JM: LOL okay. So I lost two at the start for double pulling late and I was working guard and I went for a knee bar that was kinda deep and could’ve earned an advantage, but either way it turned into a pretty deep belly down ankle lock which also could’ve earned an advantage.

After that transition I was still in guard and Cobrinha wasn’t attacking much. We were just breaking each other’s grips and I ended up getting a pretty deep loop choke which he backed up and gave me the sweep to defend it (no advantage again).

So, I’m on top now and its 2-2 and I start passing right away. I got all the way around the legs and was trying to hold, but he escaped (no advantage) and I continued to try to pass until he went for his single leg De La Riva sweep where he came up with my leg. I quickly broke one of the grips and had my defense in pretty strong, so he let go and pulled again.

With around a minute left he went for the same sweep and I defended again by going over hook and throwing him back to his back (not supposed to be points or advantage either way, contrary to popular belief LOL) and stepped over to mount which forced him to his knees, and then he sat to his back with a loose half guard as the clock ran out.

I thought I should’ve had at least two advantages and possibly four to five, but the score was still 2-2 and I lost a split decision. I never explained a match over messages like that before. I hope it was good. LOL!

JJT: Haha! It was perfect. Any hard feelings towards Cobrinha over that decision?

JM: No, I would never feel any personal feelings towards an opponent.

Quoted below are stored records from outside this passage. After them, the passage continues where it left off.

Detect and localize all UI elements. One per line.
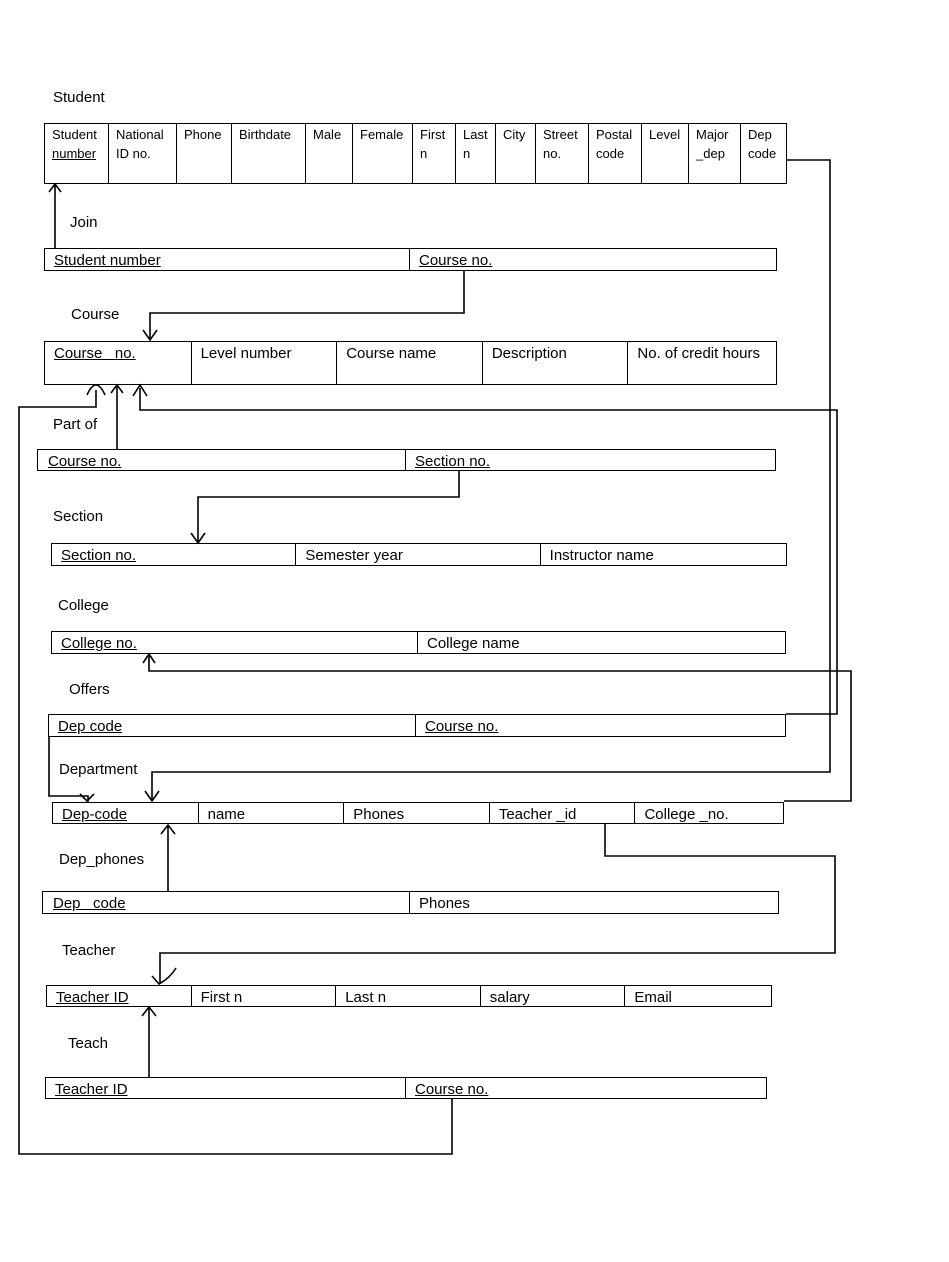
college-col-college-name: College name (427, 635, 520, 652)
col-line1: Last (463, 127, 488, 142)
fk-part-of-course-no (111, 385, 123, 449)
teacher-table-title: Teacher (62, 942, 116, 959)
col-line1: Phone (184, 127, 222, 142)
col-line1: Male (313, 127, 342, 142)
col-line1: Level (649, 127, 681, 142)
offers-col-course-no: Course no. (425, 718, 499, 735)
fk-part-of-section-no (191, 471, 459, 543)
student-table-title: Student (53, 89, 105, 106)
fk-teach-teacher-id (142, 1007, 156, 1077)
department-col-college-no: College _no. (644, 806, 729, 823)
section-col-section-no: Section no. (52, 544, 296, 565)
teacher-col-first-n: First n (192, 986, 337, 1006)
course-col-course-name: Course name (337, 342, 483, 384)
section-table-title: Section (53, 508, 104, 525)
course-table-title: Course (71, 306, 120, 323)
col-line2: code (596, 146, 625, 161)
col-line1: City (503, 127, 526, 142)
col-line1: Birthdate (239, 127, 292, 142)
department-col-teacher-id: Teacher _id (490, 803, 636, 823)
dep-phones-table-title: Dep_phones (59, 851, 145, 868)
teacher-col-last-n: Last n (336, 986, 481, 1006)
col-line1: First (420, 127, 446, 142)
col-line1: National (116, 127, 164, 142)
department-col-name: name (199, 803, 345, 823)
fk-department-college-no (143, 654, 851, 801)
college-col-college-no: College no. (52, 632, 418, 653)
section-col-semester-year: Semester year (296, 544, 540, 565)
col-line1: Street (543, 127, 578, 142)
teacher-col-salary: salary (481, 986, 626, 1006)
col-line2: code (748, 146, 777, 161)
dep-phones-col-dep-code: Dep code (43, 892, 410, 913)
col-line2: ID no. (116, 146, 151, 161)
fk-join-course-no (143, 271, 464, 340)
course-col-credit-hours: No. of credit hours (637, 345, 760, 362)
teach-col-course-no: Course no. (415, 1081, 489, 1098)
dep-phones-col-phones: Phones (419, 895, 470, 912)
join-col-course-no: Course no. (419, 252, 493, 269)
join-col-student-number: Student number (45, 249, 410, 270)
teacher-col-email: Email (634, 989, 672, 1006)
fk-teach-course-no (19, 385, 452, 1154)
part-of-table-title: Part of (53, 416, 98, 433)
department-col-phones: Phones (344, 803, 490, 823)
part-of-col-section-no: Section no. (415, 453, 491, 470)
course-col-level-number: Level number (192, 342, 338, 384)
department-col-dep-code: Dep-code (53, 803, 199, 823)
col-line2: _dep (696, 146, 725, 161)
offers-table-title: Offers (69, 681, 110, 698)
college-table-title: College (58, 597, 109, 614)
section-col-instructor-name: Instructor name (549, 547, 654, 564)
col-line1: Dep (748, 127, 772, 142)
col-line1: Female (360, 127, 404, 142)
fk-offers-dep-code (49, 737, 94, 802)
fk-department-teacher-id (152, 824, 835, 984)
course-col-description: Description (483, 342, 629, 384)
fk-student-dep-code (145, 160, 830, 801)
fk-dep-phones-dep-code (161, 825, 175, 891)
part-of-col-course-no: Course no. (38, 450, 406, 470)
col-line2: no. (543, 146, 562, 161)
teach-col-teacher-id: Teacher ID (46, 1078, 406, 1098)
offers-col-dep-code: Dep code (49, 715, 416, 736)
col-line2: n (463, 146, 471, 161)
teach-table-title: Teach (68, 1035, 109, 1052)
col-line1: Major (696, 127, 729, 142)
col-line1: Student (52, 127, 97, 142)
fk-join-student-number (49, 184, 61, 248)
teacher-col-teacher-id: Teacher ID (47, 986, 192, 1006)
fk-offers-course-no (133, 385, 837, 714)
col-line1: Postal (596, 127, 633, 142)
join-table-title: Join (70, 214, 98, 231)
department-table-title: Department (59, 761, 138, 778)
col-line2: n (420, 146, 428, 161)
course-col-course-no: Course no. (45, 342, 192, 384)
col-line2: number (52, 146, 97, 161)
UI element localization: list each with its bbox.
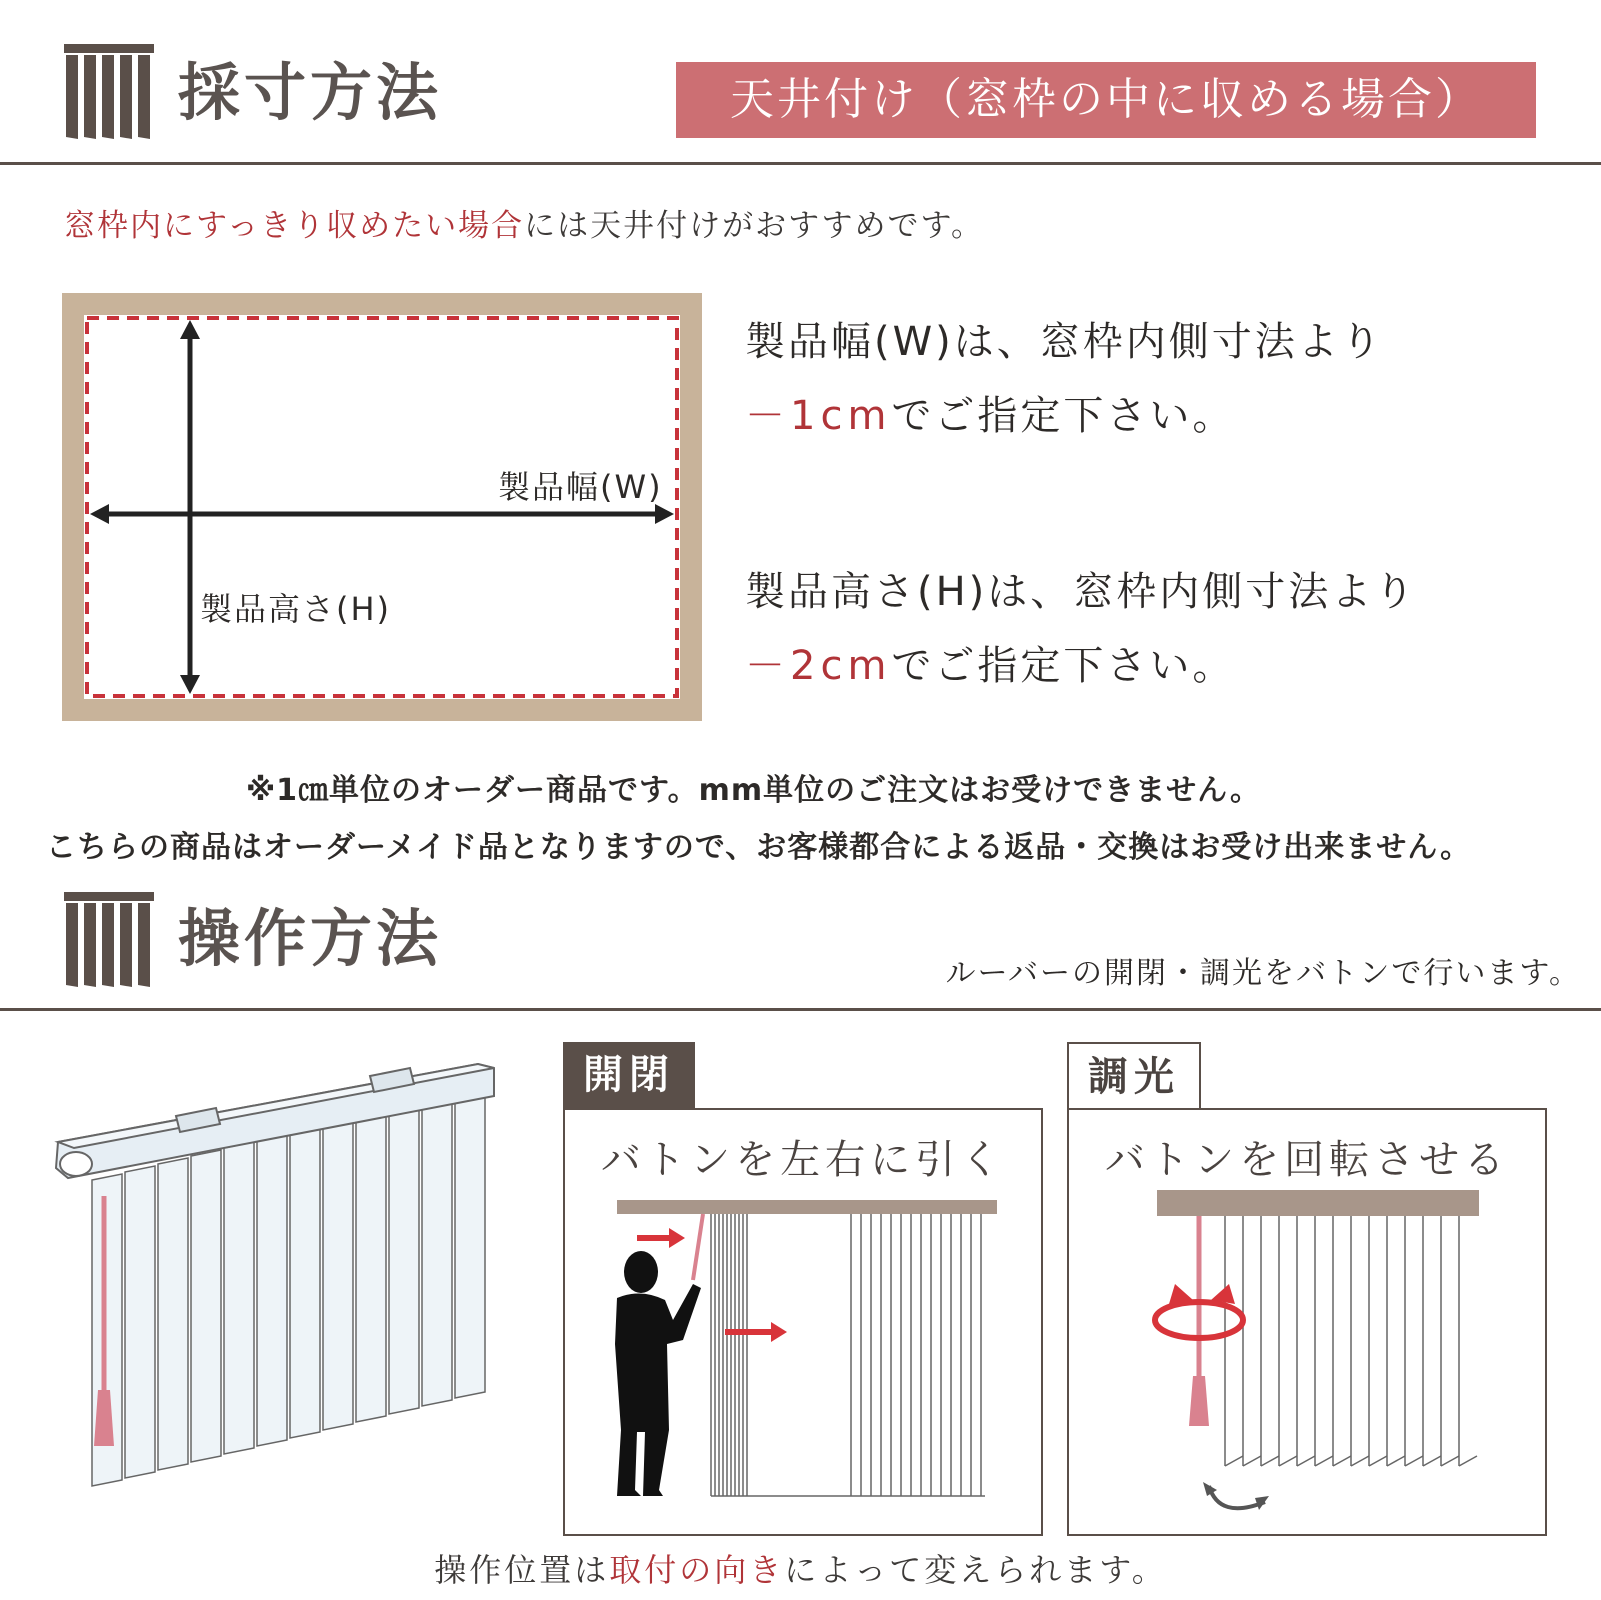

He fought to win and I’m sure he felt he deserved the decision just like I thought I did. I have nothing but respect for Cobrinha. I grew up watching him and looking up to him, and I still look up to him for what he’s done and what he’s still doing.

JJT: What kind of competitions do you prefer? Gi or no gi? Sub only?

JM: We train sub only for the most part in the gym, so I’m comfortable in that format and my game is built around always going for submissions. I’ve only done one sub only before and it was a good fight. I enjoyed it both gi and no gi and I look forward to doing more of that format in the future. As far as gi vs no-gi, I prefer gi, but I also enjoy no-gi. My styles are completely different in each, so I enjoy switching it up every now and again.

JJT: Two more questions. Can you tell our readers what competition they’ll be able to see you in action next and any thoughts you have on it .

JM: I will be fighting at the Five Grappling Lightweight Invitational tournament on July 15th. I’m super excited about this event and I look forward to fighting all the tough opponents.

JJT: Last one. Any shout-outs? Anything else you want to say to our readers?

JM: LOL… umm shout out to the TLI kids team, and everyone on TLI. Shout out to my sponsors: Spyder, Bull Terrier, and Want Vs Need for the support. And look out for everyone on TLI at the next few tournaments! Thanks!

JJT: Great. Pleasure interviewing you and best of luck at Five Grappling!

JM: Thanks!

EDITOR’S NOTE: The original version of this article mistakenly said Jamil Hill was suspended twice from competition. We later found out from TLI kids director Donald Achnick, that Hill was simply unable to compete because he could not meet the minimum time requirements for the belt. We apologize for the mistake.